For each topic area, National Authority Teams include Center Program Area Leads and nationally recognized subject matter experts, as well as designated Family Consultants and Young Adult Consultants. Michelle and Megan were featured as Child Welfare Experts in the Workforce Development area! See their bios below:

Michelle Graef
Role: National Authority Consultant
Areas of Expertise: Workforce improvement strategies, organizational culture, systems change
Years of Child Welfare Experience: 29

At the Center, Michelle Graef, Ph.D., is a consultant and subject matter expert focusing on workforce improvement strategies, organizational culture, and systems change. Dr. Graef is currently the Principal Investigator and Project Director for the Quality Improvement Center for Workforce Development (QIC-WD), funded by the Children’s Bureau. The QIC-WD is working with eight state and tribal child welfare agency sites to design, implement, and rigorously evaluate an array of evidence-informed workforce strategies and interventions.

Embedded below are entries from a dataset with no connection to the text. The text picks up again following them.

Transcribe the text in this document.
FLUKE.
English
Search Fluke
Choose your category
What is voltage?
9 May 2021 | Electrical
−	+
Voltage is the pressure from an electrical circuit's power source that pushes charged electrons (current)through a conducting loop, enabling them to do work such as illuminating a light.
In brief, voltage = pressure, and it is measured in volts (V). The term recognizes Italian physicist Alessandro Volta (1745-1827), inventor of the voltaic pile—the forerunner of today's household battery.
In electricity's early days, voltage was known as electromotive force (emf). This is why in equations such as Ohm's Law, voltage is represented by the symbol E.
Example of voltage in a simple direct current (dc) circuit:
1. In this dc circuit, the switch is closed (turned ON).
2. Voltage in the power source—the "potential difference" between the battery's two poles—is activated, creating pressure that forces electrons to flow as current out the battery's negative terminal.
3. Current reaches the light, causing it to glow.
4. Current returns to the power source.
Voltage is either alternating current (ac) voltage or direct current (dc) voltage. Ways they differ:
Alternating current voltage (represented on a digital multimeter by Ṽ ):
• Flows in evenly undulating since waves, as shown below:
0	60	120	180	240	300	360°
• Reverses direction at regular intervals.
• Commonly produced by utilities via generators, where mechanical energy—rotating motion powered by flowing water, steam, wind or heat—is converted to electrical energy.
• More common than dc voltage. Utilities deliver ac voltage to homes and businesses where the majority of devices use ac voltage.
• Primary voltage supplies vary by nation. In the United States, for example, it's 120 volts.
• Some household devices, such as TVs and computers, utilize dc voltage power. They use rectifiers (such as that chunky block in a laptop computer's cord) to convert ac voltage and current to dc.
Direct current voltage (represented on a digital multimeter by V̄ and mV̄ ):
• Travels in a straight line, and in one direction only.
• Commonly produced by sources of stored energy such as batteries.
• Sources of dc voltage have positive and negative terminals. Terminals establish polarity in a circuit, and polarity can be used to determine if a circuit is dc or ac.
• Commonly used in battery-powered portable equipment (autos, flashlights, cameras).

Previously, Dr. Graef was the Principal Investigator of a comprehensive, multi-year program evaluation of Nebraska’s Title IV-E Waiver Demonstration (2014–2019). Recently, Dr. Graef served as the coprincipal investigator and associate director of the Midwest Child Welfare Implementation Center, a 5-year cooperative agreement funded by the Children’s Bureau (2008–2014). In this role, she worked with states and tribes in a 10-state region to provide technical assistance and evaluation and to facilitate peer-to-peer support to achieve systems change. She designed and delivered technical assistance services to four statewide, multi-year systems change initiatives to improve the quality and effectiveness of child welfare services. These changes were focused on organizational culture, administration, and direct practice with children and families.

Earlier in her career, Dr. Graef directed a team responsible for job analysis, training needs assessment, training program evaluation, and the development and validation of competencies for all child welfare and juvenile parole workers in the state of Nebraska (1992–2008). She led the design, validation, and implementation of innovative research-based systems for the selection and performance management of child welfare staff. Finally, she provided methodological and analytic consultation to a number of large-scale child protective services case file reviews for quality assurance purposes.

Megan Paul
Role: National Authority Consultant
Areas of Expertise: Workforce improvement, organizational development, systems change, personnel psychology
Years of Child Welfare Experience: 20

At the Center, Megan Paul, Ph.D., is a consultant and subject matter expert participating in the development of resources and direct service provision to states in the area of workforce and organizational development. Dr. Paul is an industrial-organizational psychologist who has worked exclusively in child welfare for more than 19 years, focusing on personnel psychology, organizational development, research and evaluation, and child welfare.

Dr. Paul is currently Research Associate Professor at the Center on Children, Families, and the Law at the University of Nebraska-Lincoln. She conducts child welfare training development and evaluation for the Nebraska Department of Health and Human Services Division of Children and Family Services and serves as the lead workforce specialist for the Quality Improvement Center for Workforce Development, doing workforce intervention research with child welfare agencies in Washington, Milwaukee, and Oklahoma.